Investigating exocyst inhibition for reducing neuronal pathophysiologies associated with Alzheimer’s disease

Abstract

Alzheimer’s disease (AD) is a progressive neurodegenerative disorder and the leading cause of dementia among older adults. It is characterized by memory loss, cognitive decline, and hallmark features such as amyloid beta (Aβ) plaques, tau tangles, and metabolic dysfunction. While Aβ accumulation results from amyloidogenic cleavage of the amyloid precursor protein (APP), the upstream trafficking mechanisms that regulate this process remain unclear. The exocyst complex, an evolutionarily conserved eight-protein vesicle tethering complex, has been proposed to guide APP trafficking and support neuronal homeostasis.

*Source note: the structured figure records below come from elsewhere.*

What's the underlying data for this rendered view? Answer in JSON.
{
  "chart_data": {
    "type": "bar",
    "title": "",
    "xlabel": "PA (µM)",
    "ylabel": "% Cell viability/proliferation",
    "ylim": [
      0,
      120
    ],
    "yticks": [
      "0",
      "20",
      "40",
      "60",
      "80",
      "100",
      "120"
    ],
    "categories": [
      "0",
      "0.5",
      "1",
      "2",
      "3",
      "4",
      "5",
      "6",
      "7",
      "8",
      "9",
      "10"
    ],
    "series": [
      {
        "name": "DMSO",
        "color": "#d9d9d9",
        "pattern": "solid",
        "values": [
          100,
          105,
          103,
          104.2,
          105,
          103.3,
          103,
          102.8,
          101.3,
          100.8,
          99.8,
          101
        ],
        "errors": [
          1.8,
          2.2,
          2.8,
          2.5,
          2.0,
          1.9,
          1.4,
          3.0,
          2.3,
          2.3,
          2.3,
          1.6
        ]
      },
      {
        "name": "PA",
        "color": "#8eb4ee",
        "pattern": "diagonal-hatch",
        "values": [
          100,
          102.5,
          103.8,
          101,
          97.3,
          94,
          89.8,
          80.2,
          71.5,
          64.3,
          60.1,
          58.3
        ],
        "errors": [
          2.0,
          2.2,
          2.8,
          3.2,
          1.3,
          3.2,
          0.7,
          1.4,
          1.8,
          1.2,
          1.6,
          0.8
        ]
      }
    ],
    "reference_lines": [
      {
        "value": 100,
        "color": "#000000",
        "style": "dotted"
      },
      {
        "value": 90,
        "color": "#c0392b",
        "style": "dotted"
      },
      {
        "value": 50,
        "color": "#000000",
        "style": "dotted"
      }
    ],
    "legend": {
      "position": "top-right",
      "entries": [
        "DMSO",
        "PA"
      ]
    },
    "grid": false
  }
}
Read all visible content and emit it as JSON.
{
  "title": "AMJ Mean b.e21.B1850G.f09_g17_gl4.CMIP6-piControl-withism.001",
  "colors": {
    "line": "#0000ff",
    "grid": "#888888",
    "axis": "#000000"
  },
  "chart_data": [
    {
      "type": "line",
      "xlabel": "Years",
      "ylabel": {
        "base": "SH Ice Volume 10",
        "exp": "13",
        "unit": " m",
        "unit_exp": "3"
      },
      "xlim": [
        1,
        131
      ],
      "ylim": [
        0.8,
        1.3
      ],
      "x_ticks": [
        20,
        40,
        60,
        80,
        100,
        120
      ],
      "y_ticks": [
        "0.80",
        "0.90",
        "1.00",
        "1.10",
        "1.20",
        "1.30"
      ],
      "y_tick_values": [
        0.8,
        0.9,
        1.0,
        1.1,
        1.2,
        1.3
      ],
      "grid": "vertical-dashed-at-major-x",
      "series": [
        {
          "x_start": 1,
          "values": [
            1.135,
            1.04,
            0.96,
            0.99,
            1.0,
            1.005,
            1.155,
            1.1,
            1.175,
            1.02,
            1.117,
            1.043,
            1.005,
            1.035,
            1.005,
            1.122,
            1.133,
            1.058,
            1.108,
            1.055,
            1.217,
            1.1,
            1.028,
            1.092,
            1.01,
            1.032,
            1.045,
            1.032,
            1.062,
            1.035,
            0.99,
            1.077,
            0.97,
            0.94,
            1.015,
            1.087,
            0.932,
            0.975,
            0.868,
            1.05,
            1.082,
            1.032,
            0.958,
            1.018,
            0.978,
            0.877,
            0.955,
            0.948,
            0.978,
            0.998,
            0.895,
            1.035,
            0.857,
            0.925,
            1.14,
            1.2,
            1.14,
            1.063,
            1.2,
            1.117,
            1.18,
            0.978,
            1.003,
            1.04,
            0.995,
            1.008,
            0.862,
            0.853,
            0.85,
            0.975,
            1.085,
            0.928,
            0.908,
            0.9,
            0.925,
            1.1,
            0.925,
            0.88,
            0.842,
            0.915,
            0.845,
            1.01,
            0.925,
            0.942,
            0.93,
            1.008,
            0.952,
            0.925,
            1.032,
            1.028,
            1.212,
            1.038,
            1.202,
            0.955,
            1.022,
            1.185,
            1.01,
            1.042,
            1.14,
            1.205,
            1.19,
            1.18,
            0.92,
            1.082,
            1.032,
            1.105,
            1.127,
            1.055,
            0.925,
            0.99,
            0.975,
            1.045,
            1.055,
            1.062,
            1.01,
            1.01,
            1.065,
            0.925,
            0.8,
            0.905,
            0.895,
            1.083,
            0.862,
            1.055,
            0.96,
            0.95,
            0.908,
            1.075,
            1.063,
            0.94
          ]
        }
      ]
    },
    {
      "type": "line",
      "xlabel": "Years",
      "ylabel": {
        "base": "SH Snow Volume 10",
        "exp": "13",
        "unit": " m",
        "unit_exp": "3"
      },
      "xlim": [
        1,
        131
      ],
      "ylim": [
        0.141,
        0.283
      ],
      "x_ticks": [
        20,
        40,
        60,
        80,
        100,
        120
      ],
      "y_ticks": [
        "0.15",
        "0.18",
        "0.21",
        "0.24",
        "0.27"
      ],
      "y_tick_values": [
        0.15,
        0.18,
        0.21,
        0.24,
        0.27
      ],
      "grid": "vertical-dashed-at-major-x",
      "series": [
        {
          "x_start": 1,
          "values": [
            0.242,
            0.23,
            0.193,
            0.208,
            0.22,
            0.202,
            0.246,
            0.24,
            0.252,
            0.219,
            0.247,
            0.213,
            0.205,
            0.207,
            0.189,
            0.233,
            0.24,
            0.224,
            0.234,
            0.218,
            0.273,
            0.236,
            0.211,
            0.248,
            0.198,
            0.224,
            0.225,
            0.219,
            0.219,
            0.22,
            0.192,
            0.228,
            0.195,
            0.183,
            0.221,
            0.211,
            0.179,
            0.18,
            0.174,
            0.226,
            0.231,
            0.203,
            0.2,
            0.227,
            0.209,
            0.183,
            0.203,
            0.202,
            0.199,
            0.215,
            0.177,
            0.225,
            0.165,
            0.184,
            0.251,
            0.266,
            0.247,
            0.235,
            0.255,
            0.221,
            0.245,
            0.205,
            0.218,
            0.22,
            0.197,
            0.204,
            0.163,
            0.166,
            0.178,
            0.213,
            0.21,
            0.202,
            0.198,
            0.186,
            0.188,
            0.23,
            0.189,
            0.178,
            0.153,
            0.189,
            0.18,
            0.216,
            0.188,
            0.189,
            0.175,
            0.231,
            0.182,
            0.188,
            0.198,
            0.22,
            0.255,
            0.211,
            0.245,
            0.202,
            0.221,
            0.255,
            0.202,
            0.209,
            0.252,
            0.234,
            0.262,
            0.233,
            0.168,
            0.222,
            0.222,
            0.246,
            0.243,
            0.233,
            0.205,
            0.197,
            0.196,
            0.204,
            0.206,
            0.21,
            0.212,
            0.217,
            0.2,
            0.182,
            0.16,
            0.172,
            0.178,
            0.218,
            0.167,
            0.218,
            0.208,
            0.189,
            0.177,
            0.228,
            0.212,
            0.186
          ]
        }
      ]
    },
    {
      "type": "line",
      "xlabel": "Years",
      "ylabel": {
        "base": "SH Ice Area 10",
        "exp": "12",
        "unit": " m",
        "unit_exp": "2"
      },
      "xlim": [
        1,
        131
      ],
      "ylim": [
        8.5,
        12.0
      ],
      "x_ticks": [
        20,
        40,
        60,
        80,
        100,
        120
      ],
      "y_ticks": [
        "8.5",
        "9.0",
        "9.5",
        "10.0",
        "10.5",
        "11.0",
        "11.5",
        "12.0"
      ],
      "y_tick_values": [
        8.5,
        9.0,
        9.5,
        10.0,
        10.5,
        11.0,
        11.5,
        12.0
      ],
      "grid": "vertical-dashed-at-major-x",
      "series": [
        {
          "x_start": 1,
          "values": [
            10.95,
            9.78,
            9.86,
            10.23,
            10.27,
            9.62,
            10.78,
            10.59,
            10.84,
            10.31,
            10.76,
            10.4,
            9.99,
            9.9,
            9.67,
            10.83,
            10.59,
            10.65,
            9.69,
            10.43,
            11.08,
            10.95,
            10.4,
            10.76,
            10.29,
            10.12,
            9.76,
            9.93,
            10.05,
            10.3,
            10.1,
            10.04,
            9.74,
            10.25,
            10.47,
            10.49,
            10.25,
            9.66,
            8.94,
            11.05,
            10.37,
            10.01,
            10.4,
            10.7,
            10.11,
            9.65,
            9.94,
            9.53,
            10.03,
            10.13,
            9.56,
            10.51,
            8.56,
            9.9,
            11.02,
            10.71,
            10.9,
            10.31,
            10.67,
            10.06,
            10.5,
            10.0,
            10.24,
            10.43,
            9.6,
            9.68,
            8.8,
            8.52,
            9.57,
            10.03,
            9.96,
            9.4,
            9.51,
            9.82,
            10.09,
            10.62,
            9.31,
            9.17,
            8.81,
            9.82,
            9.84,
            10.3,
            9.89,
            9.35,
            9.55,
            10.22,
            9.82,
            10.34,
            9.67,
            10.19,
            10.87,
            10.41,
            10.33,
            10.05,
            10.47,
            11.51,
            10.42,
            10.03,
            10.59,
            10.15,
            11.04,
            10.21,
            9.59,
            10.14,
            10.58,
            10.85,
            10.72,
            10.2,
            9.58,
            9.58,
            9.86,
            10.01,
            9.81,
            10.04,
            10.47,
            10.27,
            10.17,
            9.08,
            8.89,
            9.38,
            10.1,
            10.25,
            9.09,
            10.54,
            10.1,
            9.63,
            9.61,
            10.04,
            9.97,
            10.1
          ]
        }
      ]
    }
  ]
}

This study investigates the role of the exocyst in modulating APP processing and AD-related phenotypes in differentiated SH-SY5Y neurons expressing familial APP mutations (Swedish and Indiana). Using genetic knockdown of Exoc5 and pharmacological inhibition with Endosidin2 (ES2), we examined effects on endosomal morphology, Aβ production, tau phosphorylation, metabolic function, and gene expression. Our findings demonstrate that exocyst disruption did not rescue APP-induced dysfunction but instead exacerbated endosomal defects, mitochondrial impairment, and expression of genes associated with apoptosis and inflammation. These results suggest that the exocyst complex is essential for neuronal integrity and that its inhibition may worsen rather than alleviate AD-related cellular pathologies.